Некоторое время я лежал и глазел на причудливый потолок, ожидая, когда нахлынут воспоминания. Но не дождался. Я по-прежнему оставался Стивом Дрейвеком: некогда крутой и смекалистый тип, однако понятия не имел, какой сегодня день, и в какой, вообще, я части света. Говор у Джесса с подружкой был американский, но это еще ничего не значило. Парк мог располагаться где угодно, а улица... Что ж, если так подумать, улица походила на образ из сна, наполненный смутным психологическим смыслом. Про нее можно забыть.

Так, ладно, Дрейвек, думай, что имеем?

В каком-то незнакомом месте, сломленный да еще с дыркой в боку — ситуация не то чтобы уникальная. В свое время и не в таких передрягах бывал.
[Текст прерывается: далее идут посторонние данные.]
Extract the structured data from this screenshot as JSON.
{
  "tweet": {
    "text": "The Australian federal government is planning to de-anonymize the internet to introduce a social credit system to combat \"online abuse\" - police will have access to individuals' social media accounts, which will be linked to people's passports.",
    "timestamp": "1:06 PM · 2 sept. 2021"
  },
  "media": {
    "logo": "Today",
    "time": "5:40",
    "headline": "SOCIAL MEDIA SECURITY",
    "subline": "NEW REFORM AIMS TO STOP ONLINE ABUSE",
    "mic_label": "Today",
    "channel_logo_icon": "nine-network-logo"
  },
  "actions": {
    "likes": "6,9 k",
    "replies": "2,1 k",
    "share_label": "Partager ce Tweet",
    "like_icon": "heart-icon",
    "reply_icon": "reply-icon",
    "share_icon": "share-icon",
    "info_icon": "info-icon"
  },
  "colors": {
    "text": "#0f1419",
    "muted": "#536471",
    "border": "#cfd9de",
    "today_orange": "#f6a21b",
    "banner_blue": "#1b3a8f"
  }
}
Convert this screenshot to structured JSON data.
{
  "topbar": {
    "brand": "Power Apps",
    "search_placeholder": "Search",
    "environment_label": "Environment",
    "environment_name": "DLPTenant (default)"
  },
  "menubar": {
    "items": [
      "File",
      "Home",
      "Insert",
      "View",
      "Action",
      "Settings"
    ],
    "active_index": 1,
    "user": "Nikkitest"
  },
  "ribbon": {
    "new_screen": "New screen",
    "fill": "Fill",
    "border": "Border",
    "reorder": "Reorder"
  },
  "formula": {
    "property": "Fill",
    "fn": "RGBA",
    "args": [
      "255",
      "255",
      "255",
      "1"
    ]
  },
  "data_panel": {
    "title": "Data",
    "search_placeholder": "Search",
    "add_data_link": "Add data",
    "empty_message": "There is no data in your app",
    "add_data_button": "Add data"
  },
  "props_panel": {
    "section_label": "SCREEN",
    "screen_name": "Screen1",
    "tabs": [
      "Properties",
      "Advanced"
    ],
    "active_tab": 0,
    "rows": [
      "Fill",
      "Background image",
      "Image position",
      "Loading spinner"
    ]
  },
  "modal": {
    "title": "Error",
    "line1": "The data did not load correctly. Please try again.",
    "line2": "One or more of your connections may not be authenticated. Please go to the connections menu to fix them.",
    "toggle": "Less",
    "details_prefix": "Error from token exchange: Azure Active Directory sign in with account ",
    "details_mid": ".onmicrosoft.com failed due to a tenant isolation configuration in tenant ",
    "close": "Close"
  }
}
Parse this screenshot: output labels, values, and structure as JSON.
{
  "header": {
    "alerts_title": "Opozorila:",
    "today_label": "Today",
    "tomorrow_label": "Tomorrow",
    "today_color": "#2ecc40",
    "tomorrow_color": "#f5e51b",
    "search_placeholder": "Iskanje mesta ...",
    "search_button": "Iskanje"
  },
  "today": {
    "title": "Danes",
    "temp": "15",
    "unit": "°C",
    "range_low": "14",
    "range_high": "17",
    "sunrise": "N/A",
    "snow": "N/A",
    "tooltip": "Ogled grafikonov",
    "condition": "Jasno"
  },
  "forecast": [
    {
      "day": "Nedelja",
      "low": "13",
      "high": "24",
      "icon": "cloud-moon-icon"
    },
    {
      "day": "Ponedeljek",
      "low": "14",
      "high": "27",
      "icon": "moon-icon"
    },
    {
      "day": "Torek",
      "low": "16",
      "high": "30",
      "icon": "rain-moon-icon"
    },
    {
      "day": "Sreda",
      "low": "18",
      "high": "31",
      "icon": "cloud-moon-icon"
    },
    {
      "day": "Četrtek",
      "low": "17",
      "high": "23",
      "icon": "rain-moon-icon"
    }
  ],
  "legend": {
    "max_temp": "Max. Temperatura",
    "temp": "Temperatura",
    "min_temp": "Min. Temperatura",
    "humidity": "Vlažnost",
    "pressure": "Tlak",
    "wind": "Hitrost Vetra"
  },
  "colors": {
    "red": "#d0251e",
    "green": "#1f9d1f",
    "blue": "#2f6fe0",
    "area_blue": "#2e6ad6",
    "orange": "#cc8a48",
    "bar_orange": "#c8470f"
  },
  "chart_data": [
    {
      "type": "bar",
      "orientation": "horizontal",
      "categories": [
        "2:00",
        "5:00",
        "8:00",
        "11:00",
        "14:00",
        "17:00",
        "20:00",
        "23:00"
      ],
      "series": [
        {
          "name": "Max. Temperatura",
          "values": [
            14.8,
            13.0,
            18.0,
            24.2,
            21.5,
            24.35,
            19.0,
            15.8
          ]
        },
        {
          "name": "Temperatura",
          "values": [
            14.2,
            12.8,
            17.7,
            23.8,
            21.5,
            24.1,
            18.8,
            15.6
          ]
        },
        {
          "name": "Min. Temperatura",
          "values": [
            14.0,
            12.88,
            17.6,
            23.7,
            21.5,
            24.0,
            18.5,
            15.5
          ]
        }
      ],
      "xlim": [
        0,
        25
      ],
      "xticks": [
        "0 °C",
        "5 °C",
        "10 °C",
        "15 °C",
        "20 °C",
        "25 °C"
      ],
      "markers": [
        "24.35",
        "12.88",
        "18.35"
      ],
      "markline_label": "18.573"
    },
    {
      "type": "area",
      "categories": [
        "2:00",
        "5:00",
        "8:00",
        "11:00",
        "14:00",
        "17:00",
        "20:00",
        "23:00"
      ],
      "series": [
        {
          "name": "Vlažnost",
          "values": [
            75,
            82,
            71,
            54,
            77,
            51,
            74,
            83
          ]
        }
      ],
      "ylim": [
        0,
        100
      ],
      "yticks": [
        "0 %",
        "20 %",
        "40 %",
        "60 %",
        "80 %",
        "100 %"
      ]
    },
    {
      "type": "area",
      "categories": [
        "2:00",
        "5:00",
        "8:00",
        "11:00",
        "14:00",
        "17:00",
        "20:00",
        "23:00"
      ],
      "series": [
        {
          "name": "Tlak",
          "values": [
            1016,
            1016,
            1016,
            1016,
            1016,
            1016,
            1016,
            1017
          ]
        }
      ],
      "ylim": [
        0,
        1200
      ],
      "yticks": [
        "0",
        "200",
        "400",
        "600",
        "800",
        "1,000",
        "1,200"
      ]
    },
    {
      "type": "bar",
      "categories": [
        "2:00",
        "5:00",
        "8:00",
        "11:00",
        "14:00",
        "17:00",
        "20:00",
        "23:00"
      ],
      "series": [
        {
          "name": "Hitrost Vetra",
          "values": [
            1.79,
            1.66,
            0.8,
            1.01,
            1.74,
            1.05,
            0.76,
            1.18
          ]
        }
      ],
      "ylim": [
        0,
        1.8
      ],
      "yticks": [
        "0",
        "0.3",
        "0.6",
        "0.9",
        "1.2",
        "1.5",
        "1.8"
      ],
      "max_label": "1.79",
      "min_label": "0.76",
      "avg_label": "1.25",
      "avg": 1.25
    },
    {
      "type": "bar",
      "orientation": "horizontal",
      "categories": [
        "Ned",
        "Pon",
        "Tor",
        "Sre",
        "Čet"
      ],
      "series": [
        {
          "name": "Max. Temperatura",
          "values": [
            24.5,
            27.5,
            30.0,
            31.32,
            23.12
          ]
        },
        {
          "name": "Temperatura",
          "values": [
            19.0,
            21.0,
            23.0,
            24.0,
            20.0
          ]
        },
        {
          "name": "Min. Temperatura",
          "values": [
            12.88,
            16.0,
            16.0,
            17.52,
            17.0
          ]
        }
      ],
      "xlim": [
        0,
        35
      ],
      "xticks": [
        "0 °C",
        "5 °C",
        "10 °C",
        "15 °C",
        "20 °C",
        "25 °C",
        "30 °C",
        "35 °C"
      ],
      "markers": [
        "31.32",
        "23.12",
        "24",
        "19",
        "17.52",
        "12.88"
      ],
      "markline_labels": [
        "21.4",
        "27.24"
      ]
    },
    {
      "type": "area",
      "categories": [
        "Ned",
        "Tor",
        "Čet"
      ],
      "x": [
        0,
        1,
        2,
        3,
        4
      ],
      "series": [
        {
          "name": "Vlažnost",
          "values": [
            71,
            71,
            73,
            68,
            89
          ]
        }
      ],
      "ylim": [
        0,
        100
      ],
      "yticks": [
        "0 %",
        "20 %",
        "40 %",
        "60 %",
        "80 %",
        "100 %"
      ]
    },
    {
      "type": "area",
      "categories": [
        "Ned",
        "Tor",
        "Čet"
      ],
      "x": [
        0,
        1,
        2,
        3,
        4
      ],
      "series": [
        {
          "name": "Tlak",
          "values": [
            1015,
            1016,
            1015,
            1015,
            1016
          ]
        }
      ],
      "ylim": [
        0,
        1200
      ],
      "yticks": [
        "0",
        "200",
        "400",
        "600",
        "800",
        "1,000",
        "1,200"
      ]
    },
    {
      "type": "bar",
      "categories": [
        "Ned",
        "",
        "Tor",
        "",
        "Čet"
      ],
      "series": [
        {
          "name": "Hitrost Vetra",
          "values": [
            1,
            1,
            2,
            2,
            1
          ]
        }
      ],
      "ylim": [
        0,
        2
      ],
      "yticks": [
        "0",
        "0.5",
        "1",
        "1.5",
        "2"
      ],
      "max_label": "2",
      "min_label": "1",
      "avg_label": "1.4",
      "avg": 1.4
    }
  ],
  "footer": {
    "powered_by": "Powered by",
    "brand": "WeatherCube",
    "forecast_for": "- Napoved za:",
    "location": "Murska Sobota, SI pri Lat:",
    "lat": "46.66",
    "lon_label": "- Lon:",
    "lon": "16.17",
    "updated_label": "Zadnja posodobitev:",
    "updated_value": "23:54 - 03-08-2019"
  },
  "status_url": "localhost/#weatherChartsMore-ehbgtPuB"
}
Приходилось очухиваться в ночлежках и клоповниках, где за стенами устраивают гонки сверчки; или в дорогущих отелях, по сотне долларов за ночь, где в ванных — коврики из меха норки, а в баре подают коктейли по девяносто баксов. Случалось пару раз просыпаться на пустырях, с вывернутыми карманами, но чаще — в безвкусных спаленках, где резкий солнечный свет падает на купленную в рассрочку мебель, выхватывая дыры в обоях и изъяны в лицах. А однажды мне довелось очнуться в трюме панамского бананового корабля — баржи, отплывающей из Мобила[10] под командованием бывшего нацистского шкипера. Он потом полтора месяца сидел на одних кашках: я вломился в его каюту и разбил о его морду бутылку шнапса, которым он завтракал. Мне тогда было семнадцать, но вымахал я уже в настоящего детину.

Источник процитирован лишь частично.